The only perceptible change was when he recounted to me his plans for the restoration of the homestead and the comfort of its inmates. "I shall rebuild the barns and cabins, and lay out a new lawn. The po'ch"--looking up--"needs some repairs, and the ca'iage-house must be enlarged. The coaching days are not over yet, Major; Nancy must have"--

Chad, entering with a luncheon for the exhausted circle, diverted the colonel's train of thought, cutting short his summary. For a moment he watched his old servant musingly, then following him into the next room he called him to one side, and with marked tenderness in his manner unfolded the Englishman's check.

The old servant put down the empty tray, adjusted his spectacles, and examined it carefully.

"What's dis, Marsa George?"

"A thousand dollars, Chad."

"Golly! Monst'ous quare kind o' money. Jes a scrap. Ain't big enough to wad a gun, is she?
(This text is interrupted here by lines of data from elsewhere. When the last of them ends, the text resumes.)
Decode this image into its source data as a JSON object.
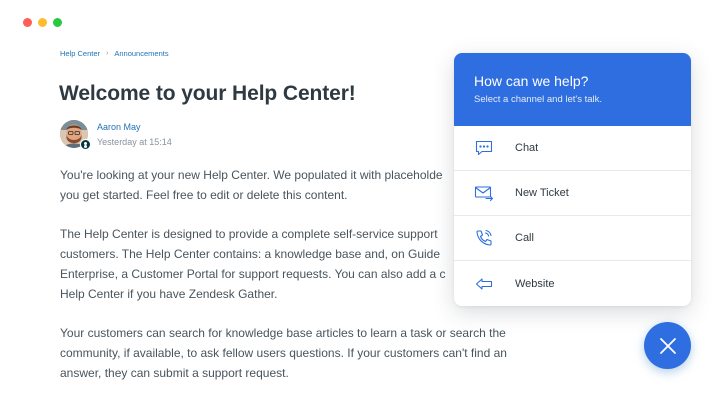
{
  "colors": {
    "accent": "#2f6ee0",
    "link": "#1f73b7",
    "text": "#2f3941",
    "muted": "#87929d",
    "traffic_red": "#fd5f57",
    "traffic_yellow": "#febc2e",
    "traffic_green": "#28c840"
  },
  "breadcrumb": {
    "items": [
      "Help Center",
      "Announcements"
    ],
    "separator": "›"
  },
  "article": {
    "title": "Welcome to your Help Center!",
    "author": {
      "name": "Aaron May",
      "time": "Yesterday at 15:14",
      "avatar_icon": "avatar-photo"
    },
    "paragraphs": [
      {
        "lines": [
          "You're looking at your new Help Center. We populated it with placeholde",
          "you get started. Feel free to edit or delete this content."
        ]
      },
      {
        "lines": [
          "The Help Center is designed to provide a complete self-service support",
          "customers. The Help Center contains: a knowledge base and, on Guide",
          "Enterprise, a Customer Portal for support requests. You can also add a c",
          "Help Center if you have Zendesk Gather."
        ]
      },
      {
        "lines": [
          "Your customers can search for knowledge base articles to learn a task or search the",
          "community, if available, to ask fellow users questions. If your customers can't find an",
          "answer, they can submit a support request."
        ]
      }
    ]
  },
  "widget": {
    "title": "How can we help?",
    "subtitle": "Select a channel and let's talk.",
    "channels": [
      {
        "label": "Chat",
        "icon": "chat-icon"
      },
      {
        "label": "New Ticket",
        "icon": "envelope-icon"
      },
      {
        "label": "Call",
        "icon": "phone-icon"
      },
      {
        "label": "Website",
        "icon": "arrow-left-icon"
      }
    ],
    "close_icon": "close-icon"
  }
}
An' Misser Englishman gib ye dis for dat ole brier patch?"

Chad was trembling all over, full to the very eyelids.

The colonel held out his hand. The old servant bent his head, his master's hand fast in his. Then their eyes met.

"Yes, Chad, for you and me. There's no hard work for you any mo', old man. Go and tell Henny."
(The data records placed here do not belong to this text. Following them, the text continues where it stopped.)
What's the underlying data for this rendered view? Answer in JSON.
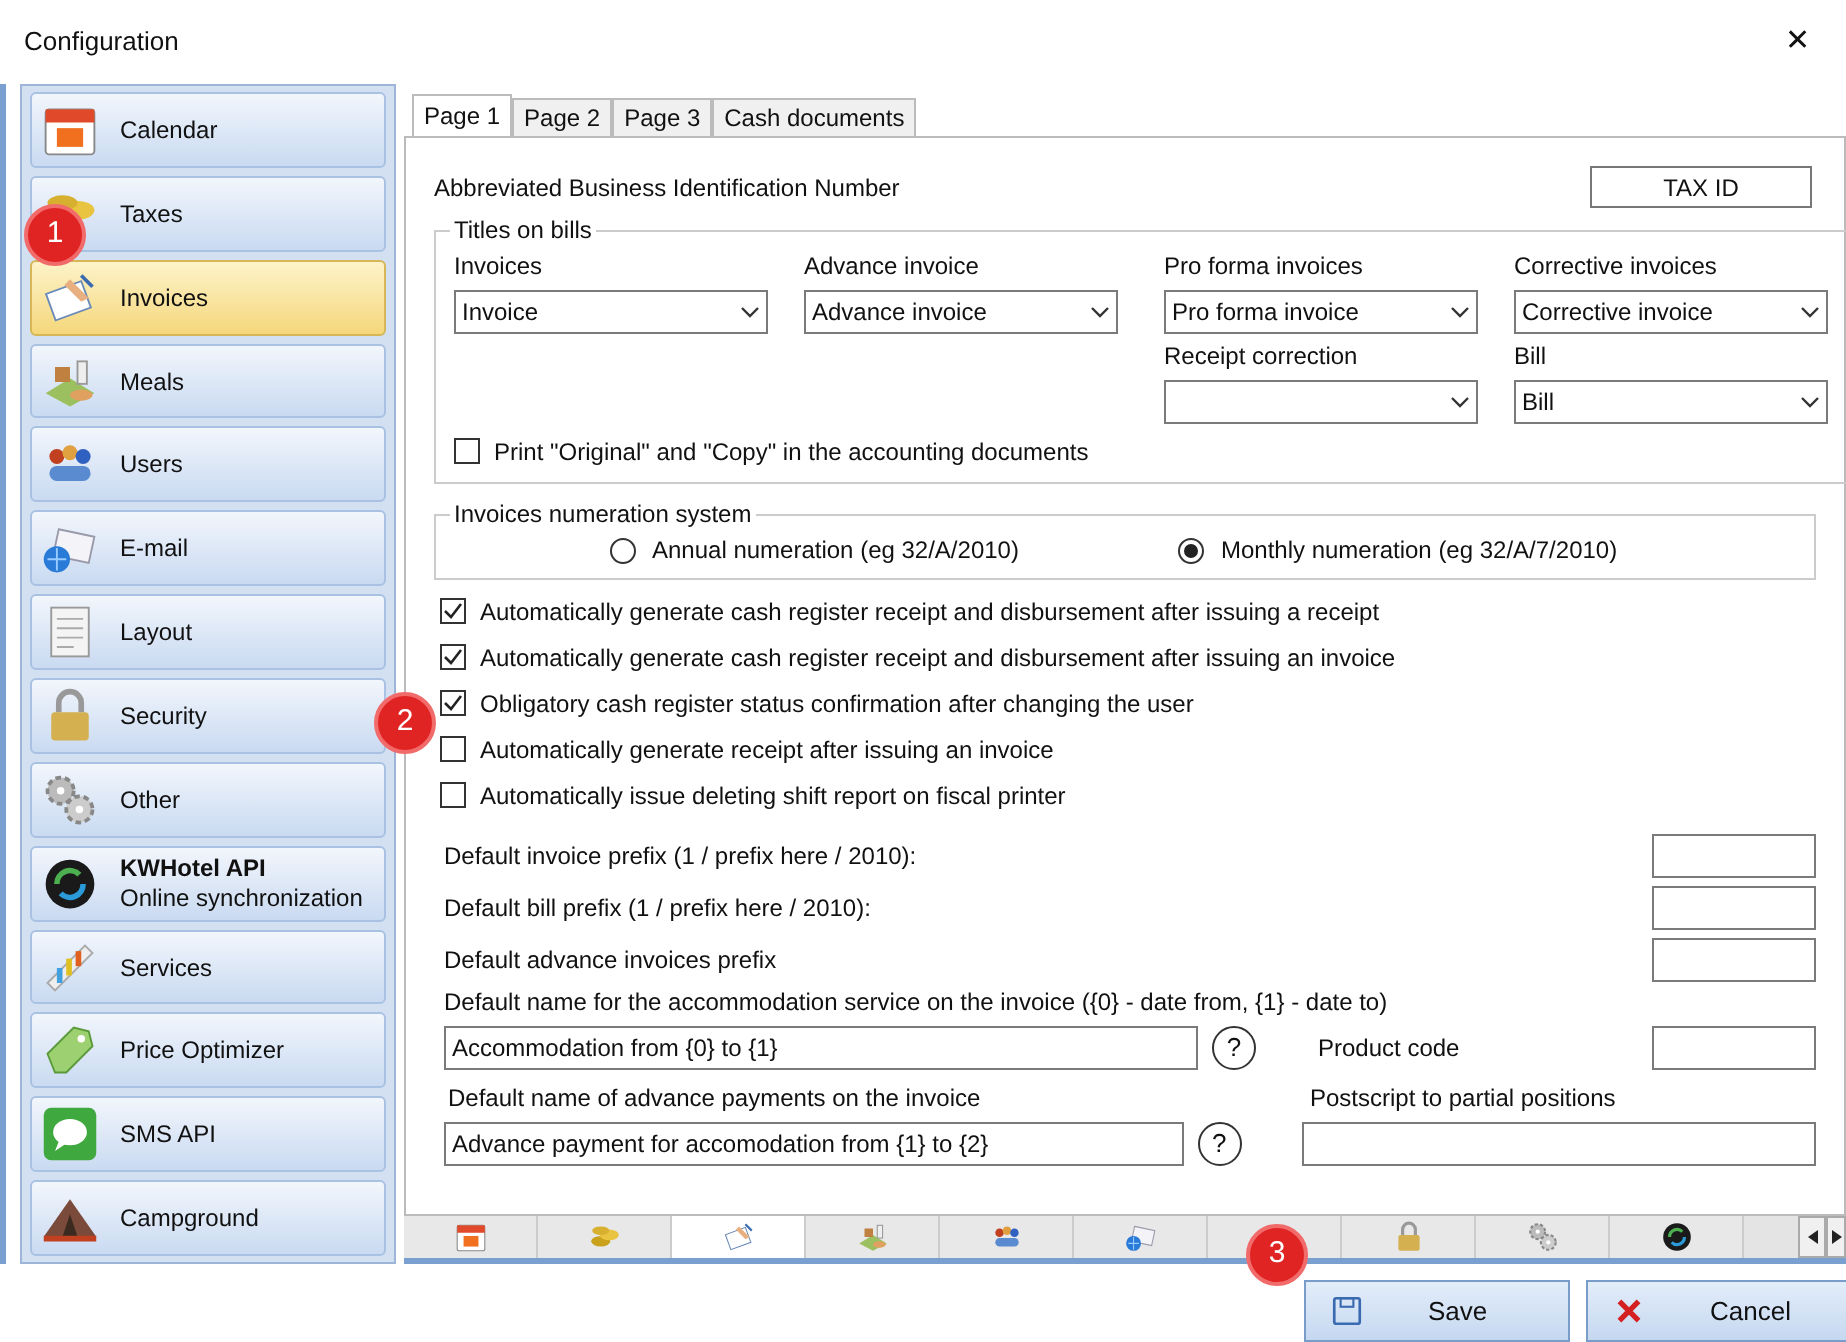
{
  "window": {
    "title": "Configuration",
    "close": "✕"
  },
  "sidebar": {
    "items": [
      {
        "label": "Calendar",
        "kind": "calendar",
        "selected": false
      },
      {
        "label": "Taxes",
        "kind": "coins",
        "selected": false
      },
      {
        "label": "Invoices",
        "kind": "invoice",
        "selected": true
      },
      {
        "label": "Meals",
        "kind": "meals",
        "selected": false
      },
      {
        "label": "Users",
        "kind": "users",
        "selected": false
      },
      {
        "label": "E-mail",
        "kind": "email",
        "selected": false
      },
      {
        "label": "Layout",
        "kind": "layout",
        "selected": false
      },
      {
        "label": "Security",
        "kind": "lock",
        "selected": false
      },
      {
        "label": "Other",
        "kind": "gears",
        "selected": false
      },
      {
        "label": "KWHotel API",
        "subtitle": "Online synchronization",
        "kind": "sync",
        "selected": false
      },
      {
        "label": "Services",
        "kind": "chart",
        "selected": false
      },
      {
        "label": "Price Optimizer",
        "kind": "tag",
        "selected": false
      },
      {
        "label": "SMS API",
        "kind": "sms",
        "selected": false
      },
      {
        "label": "Campground",
        "kind": "tent",
        "selected": false
      }
    ]
  },
  "tabs": [
    {
      "label": "Page 1",
      "selected": true
    },
    {
      "label": "Page 2",
      "selected": false
    },
    {
      "label": "Page 3",
      "selected": false
    },
    {
      "label": "Cash documents",
      "selected": false
    }
  ],
  "tax_id_row": {
    "label": "Abbreviated Business Identification Number",
    "button": "TAX ID"
  },
  "titles_on_bills": {
    "title": "Titles on bills",
    "fields": [
      {
        "label": "Invoices",
        "value": "Invoice"
      },
      {
        "label": "Advance invoice",
        "value": "Advance invoice"
      },
      {
        "label": "Pro forma invoices",
        "value": "Pro forma invoice"
      },
      {
        "label": "Corrective invoices",
        "value": "Corrective invoice"
      },
      {
        "label": "Receipt correction"
      },
      {
        "label": "Bill",
        "value": "Bill"
      }
    ],
    "print_checkbox": {
      "label": "Print \"Original\" and \"Copy\" in the accounting documents",
      "checked": false
    }
  },
  "numeration": {
    "title": "Invoices numeration system",
    "options": [
      {
        "label": "Annual numeration (eg 32/A/2010)",
        "selected": false
      },
      {
        "label": "Monthly numeration (eg 32/A/7/2010)",
        "selected": true
      }
    ]
  },
  "options": [
    {
      "label": "Automatically generate cash register receipt and disbursement after issuing a receipt",
      "checked": true
    },
    {
      "label": "Automatically generate cash register receipt and disbursement after issuing an invoice",
      "checked": true
    },
    {
      "label": "Obligatory cash register status confirmation after changing the user",
      "checked": true
    },
    {
      "label": "Automatically generate receipt after issuing an invoice",
      "checked": false
    },
    {
      "label": "Automatically issue deleting shift report on fiscal printer",
      "checked": false
    }
  ],
  "prefixes": [
    {
      "label": "Default invoice prefix (1 / prefix here / 2010):"
    },
    {
      "label": "Default bill prefix (1 /  prefix here / 2010):"
    },
    {
      "label": "Default advance invoices prefix"
    }
  ],
  "accommodation_name": {
    "label": "Default name for the accommodation service on the invoice ({0} - date from, {1} - date to)",
    "value": "Accommodation from {0} to {1}",
    "help": "?"
  },
  "product_code": {
    "label": "Product code"
  },
  "advance_name": {
    "label": "Default name of advance payments on the invoice",
    "value": "Advance payment for accomodation from {1} to {2}",
    "help": "?"
  },
  "postscript": {
    "label": "Postscript to partial positions"
  },
  "icon_tabs": [
    {
      "kind": "calendar",
      "selected": false
    },
    {
      "kind": "coins",
      "selected": false
    },
    {
      "kind": "invoice",
      "selected": true
    },
    {
      "kind": "meals",
      "selected": false
    },
    {
      "kind": "users",
      "selected": false
    },
    {
      "kind": "email",
      "selected": false
    },
    {
      "selected": false
    },
    {
      "kind": "lock",
      "selected": false
    },
    {
      "kind": "gears",
      "selected": false
    },
    {
      "kind": "sync",
      "selected": false
    }
  ],
  "buttons": [
    {
      "label": "Save",
      "kind": "save"
    },
    {
      "label": "Cancel",
      "kind": "cancel"
    }
  ],
  "annotations": [
    {
      "label": "1"
    },
    {
      "label": "2"
    },
    {
      "label": "3"
    }
  ]
}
That night at dinner, Fitz on the colonel's right, the Englishman next to aunt Nancy, Kerfoot, Yancey, and I disposed in regular order, Chad noiseless and attentive, the colonel arose in his chair, radiant to the very tip ends of his cravat, and, in a voice which trembled as it rose, said:--

"Gentlemen, the events of the day have unexpectedly brought me an influx of wealth far beyond my brightest anticipations. This is due in great measure to the untirin' brain and vast commercial resources of my dear friend Mr. Fitzpatrick, who has labored with me durin' my sojourn Nawth in the development of these properties, and who now, with that unselfishness which characterizes his life, refuses to accept any share in the result.

"They have also strengthened the tie existin' between my old friend the major on my left, who oftentimes when the day was darkest has cheered me by his counsel and companionship. "But, gentlemen, they have done mo'." The colonel's feet now barely touched the floor. "They have enabled me to provide for one of the loveliest of her sex,--she who graces our boa'd,--and to enrich her declinin' days not only with all the comforts, but with many of the luxuries she was bawn to enjoy.

"Fill yo' glasses, gentlemen, and drink to the health of that greatest of all blessings,--a true Southern lady!"